I’ll chown back to my $USER. Generally speaking, should one run lxd init with sudo or better not? I presume if one wishes to use the init script to set up bridge, storage, routing, then that’s required.
Regarding storage, is path relative to the default storage backend, so that path=/ implies path=/path/to/btr-store (btrfs top-level) and pool refers the subvolume?
Here’s is how my default profile looks like now:
$ lxc profile show default
config: {}
description: Default LXD profile
devices:
eno1:
nictype: bridged
parent: lxcbr0
type: nic
eth0:
name: eth0
nictype: bridged
parent: lxcbr0
type: nic
root: # newly added now
path: /
pool: lxc
type: disk
name: default
used_by: []
Any idea about the eth0 entry?
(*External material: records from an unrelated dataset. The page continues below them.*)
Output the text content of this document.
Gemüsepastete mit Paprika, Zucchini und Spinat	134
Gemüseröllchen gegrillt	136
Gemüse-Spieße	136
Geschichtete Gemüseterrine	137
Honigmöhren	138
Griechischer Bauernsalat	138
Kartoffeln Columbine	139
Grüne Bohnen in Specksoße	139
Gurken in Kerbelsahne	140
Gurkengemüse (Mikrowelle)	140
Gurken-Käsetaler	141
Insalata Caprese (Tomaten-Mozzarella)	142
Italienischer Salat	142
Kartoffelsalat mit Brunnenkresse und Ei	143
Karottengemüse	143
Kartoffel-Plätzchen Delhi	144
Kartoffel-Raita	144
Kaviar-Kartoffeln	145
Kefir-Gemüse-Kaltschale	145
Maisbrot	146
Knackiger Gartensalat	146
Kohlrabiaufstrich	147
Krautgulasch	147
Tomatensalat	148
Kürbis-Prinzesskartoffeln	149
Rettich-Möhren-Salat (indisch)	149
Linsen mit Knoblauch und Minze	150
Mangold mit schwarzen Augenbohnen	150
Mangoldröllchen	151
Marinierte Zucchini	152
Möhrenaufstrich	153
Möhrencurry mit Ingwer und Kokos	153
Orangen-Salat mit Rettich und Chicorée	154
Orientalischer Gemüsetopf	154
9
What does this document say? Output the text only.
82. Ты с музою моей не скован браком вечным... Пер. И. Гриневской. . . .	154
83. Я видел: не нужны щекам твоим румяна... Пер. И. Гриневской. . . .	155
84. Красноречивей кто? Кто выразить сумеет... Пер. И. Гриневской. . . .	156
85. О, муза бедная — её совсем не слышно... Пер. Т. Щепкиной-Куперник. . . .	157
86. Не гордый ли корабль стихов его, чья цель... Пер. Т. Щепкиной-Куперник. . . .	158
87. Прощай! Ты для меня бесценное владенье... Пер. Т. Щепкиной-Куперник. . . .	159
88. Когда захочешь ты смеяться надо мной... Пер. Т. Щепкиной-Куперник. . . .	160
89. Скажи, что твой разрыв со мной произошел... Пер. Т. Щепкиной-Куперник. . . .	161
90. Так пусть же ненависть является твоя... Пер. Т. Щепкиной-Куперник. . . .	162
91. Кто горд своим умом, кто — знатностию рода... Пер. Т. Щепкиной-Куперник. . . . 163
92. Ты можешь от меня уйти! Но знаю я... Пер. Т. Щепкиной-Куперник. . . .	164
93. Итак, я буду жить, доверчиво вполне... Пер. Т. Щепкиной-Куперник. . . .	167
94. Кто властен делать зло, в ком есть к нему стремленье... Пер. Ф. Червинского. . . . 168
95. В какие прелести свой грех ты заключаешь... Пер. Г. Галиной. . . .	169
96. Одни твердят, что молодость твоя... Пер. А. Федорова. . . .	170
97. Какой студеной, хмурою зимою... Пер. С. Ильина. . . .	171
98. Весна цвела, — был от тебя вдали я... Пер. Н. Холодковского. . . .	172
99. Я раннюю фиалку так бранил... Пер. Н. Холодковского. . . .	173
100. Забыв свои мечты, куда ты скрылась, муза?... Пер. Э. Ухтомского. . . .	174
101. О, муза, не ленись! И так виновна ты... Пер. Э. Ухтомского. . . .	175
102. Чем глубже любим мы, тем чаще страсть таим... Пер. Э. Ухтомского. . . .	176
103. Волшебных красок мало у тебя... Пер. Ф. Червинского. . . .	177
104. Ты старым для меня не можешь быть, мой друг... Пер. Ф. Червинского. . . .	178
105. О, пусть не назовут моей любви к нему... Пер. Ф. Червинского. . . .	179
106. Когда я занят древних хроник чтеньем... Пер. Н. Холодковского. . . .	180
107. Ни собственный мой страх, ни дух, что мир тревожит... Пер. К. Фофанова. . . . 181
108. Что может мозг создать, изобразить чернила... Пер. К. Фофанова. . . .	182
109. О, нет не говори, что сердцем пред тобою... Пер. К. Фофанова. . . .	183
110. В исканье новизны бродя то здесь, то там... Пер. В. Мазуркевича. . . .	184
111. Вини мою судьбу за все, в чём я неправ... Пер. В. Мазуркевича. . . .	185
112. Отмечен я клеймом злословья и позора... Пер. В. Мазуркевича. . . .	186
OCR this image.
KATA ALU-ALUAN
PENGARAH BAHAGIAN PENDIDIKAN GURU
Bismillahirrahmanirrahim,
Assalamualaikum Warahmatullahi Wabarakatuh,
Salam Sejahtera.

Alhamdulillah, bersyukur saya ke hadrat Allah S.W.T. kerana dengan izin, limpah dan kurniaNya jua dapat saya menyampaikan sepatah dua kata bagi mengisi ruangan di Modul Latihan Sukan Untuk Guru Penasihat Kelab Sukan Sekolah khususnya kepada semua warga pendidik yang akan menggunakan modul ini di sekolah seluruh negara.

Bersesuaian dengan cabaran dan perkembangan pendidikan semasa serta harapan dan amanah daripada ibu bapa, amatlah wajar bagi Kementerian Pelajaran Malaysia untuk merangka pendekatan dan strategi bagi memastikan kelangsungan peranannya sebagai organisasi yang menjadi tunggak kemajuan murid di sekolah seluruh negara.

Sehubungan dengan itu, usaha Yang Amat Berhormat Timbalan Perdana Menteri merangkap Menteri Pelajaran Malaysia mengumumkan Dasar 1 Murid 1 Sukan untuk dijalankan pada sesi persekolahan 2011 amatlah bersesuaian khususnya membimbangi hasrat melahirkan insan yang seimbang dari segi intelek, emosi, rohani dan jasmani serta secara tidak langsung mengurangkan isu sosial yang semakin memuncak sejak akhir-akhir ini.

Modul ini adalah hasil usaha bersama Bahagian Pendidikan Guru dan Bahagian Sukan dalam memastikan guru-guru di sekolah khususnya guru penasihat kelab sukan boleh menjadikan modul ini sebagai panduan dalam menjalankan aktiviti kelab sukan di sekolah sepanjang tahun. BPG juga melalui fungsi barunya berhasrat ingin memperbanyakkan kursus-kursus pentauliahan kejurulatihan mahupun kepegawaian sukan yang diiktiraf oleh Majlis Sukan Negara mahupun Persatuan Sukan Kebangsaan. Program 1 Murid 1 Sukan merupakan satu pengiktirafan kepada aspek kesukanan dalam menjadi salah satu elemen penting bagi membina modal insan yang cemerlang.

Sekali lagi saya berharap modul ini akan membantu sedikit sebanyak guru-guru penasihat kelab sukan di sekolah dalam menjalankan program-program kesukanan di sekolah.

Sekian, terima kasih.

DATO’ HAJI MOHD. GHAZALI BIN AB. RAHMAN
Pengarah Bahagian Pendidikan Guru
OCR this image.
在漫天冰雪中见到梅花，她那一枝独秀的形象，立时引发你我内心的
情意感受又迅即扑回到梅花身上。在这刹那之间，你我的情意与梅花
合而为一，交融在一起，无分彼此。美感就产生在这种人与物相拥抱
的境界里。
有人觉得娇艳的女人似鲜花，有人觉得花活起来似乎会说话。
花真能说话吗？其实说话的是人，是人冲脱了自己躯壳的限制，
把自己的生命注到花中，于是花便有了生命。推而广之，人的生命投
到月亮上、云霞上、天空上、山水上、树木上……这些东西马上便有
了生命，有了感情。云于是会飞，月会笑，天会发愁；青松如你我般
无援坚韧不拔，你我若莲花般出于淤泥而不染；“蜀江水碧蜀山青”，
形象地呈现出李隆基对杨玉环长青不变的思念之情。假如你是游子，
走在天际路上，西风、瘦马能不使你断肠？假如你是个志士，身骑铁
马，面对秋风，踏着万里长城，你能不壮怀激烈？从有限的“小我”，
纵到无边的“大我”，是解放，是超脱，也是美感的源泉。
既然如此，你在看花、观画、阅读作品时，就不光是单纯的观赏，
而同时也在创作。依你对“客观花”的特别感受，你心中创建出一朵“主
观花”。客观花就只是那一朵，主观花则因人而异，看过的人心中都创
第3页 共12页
My only nic is eno1 and lxc network list shows:
+--------+----------+---------+-------------+---------+
| NAME | TYPE | MANAGED | DESCRIPTION | USED BY |
+--------+----------+---------+-------------+---------+
| eno1 | physical | NO | | 0 |
+--------+----------+---------+-------------+---------+
| lxcbr0 | bridge | YES | | 0 |
+--------+----------+---------+-------------+---------+
lxd init talks over the LXD API, it doesn’t perform any system change itself and so doesn’t require sudo privileges. At least that’s true for LXD 3.0 and higher, this was different with LXD 2.0.
path=/ means that the container’s root will be stored on that storage pool, so it has to be path=/ for this device.
As for network, you should be removing that eno1 device from your default profile, the eth0 one looks correct assuming you do want to use your existing lxcbr0 bridge.
eth0 here is the name that’ll be used inside the container and is generally what containers expect it to be called.
That doesn’t need to match the name of the device on the host.
You know what, I’ll reinstall LXD fresh and start over. I suspect the fact that lxd init didn’t run smoothly had some configuration side-effects that made things harder. I’ll start a new topic.